Безусловно. Но это получилось почти случайно. Я учился во втором меде (Российский национальный исследовательский медицинский университет имени Н. И. Пирогова — *прим. ред.*). Как-то у нас закончились занятия чуть раньше времени. У меня в запасе появилась пара часов до отработки занятия, которое пропустил. Моя однокурсница, с который мы дружили, предложила пойти на кружок, которым руководил профессор Сергей Александрович Румянцев (заведующий кафедрой онкологии и гематологии педиатрического факультета РНИМУ им. Н.И. Пирогова — *прим. ред.*). С этого момента я и заинтересовался гематологией. До того у меня была компания рок-н-рольщиков и панков, с которыми мы ходили на панк- и рок-концерты, отрывались на выступлениях «Наива», «Тараканов», «Гоголь Борделло».

А в кружке я вдруг увидел ребят, которые не были ботанами. Они не сидели дома, намертво пришитые к маминой юбке. Им была интересна профессия, им хотелось развиваться, узнавать что-то новое вне институтской программы. И я начал туда ходить. Я заинтересовался доброкачественной гематологий, которая никак не связана со злокачественными процессами.

И демонстративно пропускал доклады по онкологии, которую не понимал и не хотел в ней разбираться. Дошло до того, что сестра предложила мне сделать подарок на окончание института: «Давай я подарю тебе “Педиатрию по Нельсону”». Это пятитомное руководство Nelson Textbook of Pediatrics — классная вещь. «Давай, — ответил я. — Только при условии, что единственный том, который мы не купим — это будет том по детской онкологии». «Прекрати, пусть у тебя будет полное руководство», — говорила она. «Нет, мне тот том не нужен, я никогда этим заниматься не буду!». Мы его так и не купили. Сейчас я периодически захожу в книжные и пролистываю недостающий в моей домашней библиотеке том по детской онкологии.

Белый халат и хорошее настроение

Фото: Юлия Ласкорунская

Учителя

И как же вы все-таки оказались в детской онкологии?

Очень важно найти своего учителя. Если тебе встретился человек, который обладает харизмой, который может заразить тебя своей страстью к профессии — это большое счастье. И мне оно выпало.

Мы попали в интернатуру с большой поддержкой Галины Анатольевны Новичковой, Александра Григорьевича Румянцева, Сергея Александровича Румянцева. Это был переходный, трудный для меня и моих друзей год, когда нас очень поддержали наши учителя.

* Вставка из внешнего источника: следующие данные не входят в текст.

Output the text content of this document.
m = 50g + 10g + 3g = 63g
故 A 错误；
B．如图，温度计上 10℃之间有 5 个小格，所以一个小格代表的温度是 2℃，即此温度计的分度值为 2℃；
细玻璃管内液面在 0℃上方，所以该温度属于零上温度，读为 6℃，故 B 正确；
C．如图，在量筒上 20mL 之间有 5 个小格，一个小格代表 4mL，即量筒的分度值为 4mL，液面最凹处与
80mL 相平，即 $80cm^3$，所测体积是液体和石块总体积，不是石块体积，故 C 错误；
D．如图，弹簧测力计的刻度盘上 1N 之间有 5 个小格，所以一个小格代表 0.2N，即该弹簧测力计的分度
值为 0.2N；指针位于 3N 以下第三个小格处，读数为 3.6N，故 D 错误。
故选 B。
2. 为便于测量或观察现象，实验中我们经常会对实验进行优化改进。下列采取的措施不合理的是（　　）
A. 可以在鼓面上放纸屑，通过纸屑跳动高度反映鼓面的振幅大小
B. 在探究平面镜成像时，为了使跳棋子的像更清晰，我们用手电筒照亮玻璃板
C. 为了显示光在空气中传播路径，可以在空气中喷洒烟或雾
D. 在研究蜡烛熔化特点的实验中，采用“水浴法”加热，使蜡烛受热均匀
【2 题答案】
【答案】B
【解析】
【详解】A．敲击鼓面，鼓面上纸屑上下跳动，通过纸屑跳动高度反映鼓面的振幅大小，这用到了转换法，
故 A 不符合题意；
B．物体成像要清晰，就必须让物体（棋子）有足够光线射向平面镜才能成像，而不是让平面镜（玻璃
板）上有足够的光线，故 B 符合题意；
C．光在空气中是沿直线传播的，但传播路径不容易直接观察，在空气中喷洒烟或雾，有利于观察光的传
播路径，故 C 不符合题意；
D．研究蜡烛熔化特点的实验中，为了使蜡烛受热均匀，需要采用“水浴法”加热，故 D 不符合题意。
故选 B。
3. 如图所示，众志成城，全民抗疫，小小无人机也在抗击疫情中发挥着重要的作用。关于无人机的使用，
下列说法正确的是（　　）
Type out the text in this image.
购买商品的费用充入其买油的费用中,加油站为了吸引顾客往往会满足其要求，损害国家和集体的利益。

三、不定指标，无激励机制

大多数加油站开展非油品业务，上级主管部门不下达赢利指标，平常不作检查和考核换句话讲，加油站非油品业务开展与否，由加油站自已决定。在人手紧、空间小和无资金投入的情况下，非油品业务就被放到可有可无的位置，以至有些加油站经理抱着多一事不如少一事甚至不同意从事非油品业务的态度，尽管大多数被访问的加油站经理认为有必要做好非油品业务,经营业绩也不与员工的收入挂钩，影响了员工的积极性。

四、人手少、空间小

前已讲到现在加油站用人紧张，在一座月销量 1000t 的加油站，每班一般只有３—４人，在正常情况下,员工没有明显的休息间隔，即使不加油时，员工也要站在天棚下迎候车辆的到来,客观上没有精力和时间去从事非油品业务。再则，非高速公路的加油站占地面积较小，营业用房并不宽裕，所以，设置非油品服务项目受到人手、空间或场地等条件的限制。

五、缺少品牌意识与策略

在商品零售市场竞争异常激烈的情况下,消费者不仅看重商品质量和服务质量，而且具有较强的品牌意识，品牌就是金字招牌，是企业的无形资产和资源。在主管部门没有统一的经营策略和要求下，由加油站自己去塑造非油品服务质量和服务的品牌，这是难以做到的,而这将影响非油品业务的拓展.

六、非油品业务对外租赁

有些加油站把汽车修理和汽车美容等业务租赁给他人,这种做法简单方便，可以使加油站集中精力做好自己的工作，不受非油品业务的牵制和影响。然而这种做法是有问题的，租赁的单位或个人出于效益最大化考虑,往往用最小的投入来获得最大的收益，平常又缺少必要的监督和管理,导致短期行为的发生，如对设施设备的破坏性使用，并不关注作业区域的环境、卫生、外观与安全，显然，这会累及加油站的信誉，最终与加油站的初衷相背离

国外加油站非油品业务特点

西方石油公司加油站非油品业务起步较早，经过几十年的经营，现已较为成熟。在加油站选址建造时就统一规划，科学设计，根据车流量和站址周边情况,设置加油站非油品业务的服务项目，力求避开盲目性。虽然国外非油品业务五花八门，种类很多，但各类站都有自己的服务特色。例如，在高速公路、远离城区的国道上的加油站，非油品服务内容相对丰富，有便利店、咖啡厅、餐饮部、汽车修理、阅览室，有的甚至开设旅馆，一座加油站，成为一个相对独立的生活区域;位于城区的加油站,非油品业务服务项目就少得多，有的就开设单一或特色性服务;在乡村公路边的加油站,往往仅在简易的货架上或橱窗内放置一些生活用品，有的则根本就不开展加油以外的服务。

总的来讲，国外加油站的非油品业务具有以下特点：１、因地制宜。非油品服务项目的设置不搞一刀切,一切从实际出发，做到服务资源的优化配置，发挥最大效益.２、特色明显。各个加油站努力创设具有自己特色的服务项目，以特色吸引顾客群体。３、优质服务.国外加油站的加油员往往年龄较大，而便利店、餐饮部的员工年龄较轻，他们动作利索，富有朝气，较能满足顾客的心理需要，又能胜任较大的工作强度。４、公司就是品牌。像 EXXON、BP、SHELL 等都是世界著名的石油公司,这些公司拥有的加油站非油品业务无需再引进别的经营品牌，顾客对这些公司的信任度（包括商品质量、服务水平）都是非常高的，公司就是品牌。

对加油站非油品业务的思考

В тот день, когда определилась моя профессиональная судьба, мы как раз прошли собеседование в интернатуру и уже собирались домой. Тут в коридоре появляется Светлана Рафаэлевна Варфоломеева, которой были очень нужны ординаторы в отделение клинической онкологии. А я уже тогда был наслышан, что если тебе не нужна с*о*лидная онкология, то к Варфоломеевой точно идти не надо. Но так получилось, что именно я стал первым ординатором с нашего курса, которого она взяла в отделение клинической онкологии, где я и работаю до сих пор. В общем, через два месяца я стал младшим научным сотрудником отдела оптимизации лечения с*о*лидных опухолей.

Что вас убедило остаться в этом отделении?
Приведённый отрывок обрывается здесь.